I know this was her plan. She knows this was her plan. I would imagine that Jim, now heading out the door, knows that was her plan too. But I don’t ever want Mac to know. He doesn’t need to know that sometimes I hear whispers in the hall, or see her door closed and the light on when I wake up in the middle of the night to go to the bathroom. I don’t want to deny my mom the right to go out, to have fun, to try and meet the man of her dreams. I guess I just don’t want her to forget about us in the process.

“I’m going to bed, sweetie,” Mom says from the doorway.
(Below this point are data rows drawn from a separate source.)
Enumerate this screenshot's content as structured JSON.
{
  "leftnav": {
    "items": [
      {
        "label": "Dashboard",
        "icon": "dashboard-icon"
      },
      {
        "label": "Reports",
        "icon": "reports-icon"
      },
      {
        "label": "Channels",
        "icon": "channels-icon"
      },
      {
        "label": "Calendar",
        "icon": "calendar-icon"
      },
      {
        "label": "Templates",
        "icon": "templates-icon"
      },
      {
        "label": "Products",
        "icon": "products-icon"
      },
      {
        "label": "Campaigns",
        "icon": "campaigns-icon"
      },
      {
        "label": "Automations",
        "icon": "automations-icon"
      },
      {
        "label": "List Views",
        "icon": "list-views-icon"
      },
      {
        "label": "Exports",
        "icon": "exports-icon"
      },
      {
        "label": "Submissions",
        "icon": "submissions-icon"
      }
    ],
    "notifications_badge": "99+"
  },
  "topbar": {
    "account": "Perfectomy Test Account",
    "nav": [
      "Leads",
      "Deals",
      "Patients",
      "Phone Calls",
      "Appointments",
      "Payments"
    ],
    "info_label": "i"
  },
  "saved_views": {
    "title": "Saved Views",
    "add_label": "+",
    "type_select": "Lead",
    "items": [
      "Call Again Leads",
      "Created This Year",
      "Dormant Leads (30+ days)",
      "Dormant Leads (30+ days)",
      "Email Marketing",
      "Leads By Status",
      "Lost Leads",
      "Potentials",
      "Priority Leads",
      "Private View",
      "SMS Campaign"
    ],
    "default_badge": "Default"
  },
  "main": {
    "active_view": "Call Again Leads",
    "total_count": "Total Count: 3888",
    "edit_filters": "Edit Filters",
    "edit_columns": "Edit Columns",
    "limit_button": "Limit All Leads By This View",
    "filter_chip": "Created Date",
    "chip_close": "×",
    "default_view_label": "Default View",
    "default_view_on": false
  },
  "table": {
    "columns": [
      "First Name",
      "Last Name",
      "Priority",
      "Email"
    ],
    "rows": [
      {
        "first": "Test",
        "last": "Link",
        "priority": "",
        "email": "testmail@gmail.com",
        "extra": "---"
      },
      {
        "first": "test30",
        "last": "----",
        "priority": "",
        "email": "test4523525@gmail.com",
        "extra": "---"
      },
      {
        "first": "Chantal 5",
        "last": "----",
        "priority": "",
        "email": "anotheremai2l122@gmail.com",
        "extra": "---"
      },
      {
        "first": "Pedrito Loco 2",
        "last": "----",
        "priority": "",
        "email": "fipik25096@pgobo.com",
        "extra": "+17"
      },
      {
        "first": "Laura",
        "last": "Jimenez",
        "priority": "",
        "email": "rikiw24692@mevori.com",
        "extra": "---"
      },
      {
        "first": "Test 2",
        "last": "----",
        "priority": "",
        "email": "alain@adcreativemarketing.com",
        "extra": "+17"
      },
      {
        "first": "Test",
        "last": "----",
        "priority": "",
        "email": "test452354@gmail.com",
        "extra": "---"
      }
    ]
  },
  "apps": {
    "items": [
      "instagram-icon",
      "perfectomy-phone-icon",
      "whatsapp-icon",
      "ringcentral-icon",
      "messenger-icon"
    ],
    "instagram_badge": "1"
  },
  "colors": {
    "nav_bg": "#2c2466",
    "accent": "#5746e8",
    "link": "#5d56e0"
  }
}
I notice her hair is slightly mussed from what must have been an overly enthusiastic farewell to Jim, and once again I feel like we’ve switched roles.

Then, almost immediately, we switch right back.

“Is Mac in bed?”

I shrug. “I think. He was playing the DS.”

She shakes her head. “I’m going to have to start imposing time limits on that thing.”

I don’t say anything to that. Instead, I lean back against the throw pillows and watch as Jesse and Beca finally exchange a passionate kiss after the Bellas nail their performance. Mom glances at the TV for a minute, then sighs.

“Now why can’t a man kiss me like that?”

I keep staring at the screen. “Because it’s a movie, Mom.”

“Well, I’ve been chasing a kiss like that my whole life.” She sighs.

“That explains a lot,” I can’t help but mutter. I’d never admit what I’m really thinking—that the kind of chemistry in this movie is the kind I’d love to feel in real life too. With a happy ending. Maybe even with a “happily ever after.”

But I’d never, ever own up to it.

Trust me, the last thing I need is to start taking after my mom in the romance department.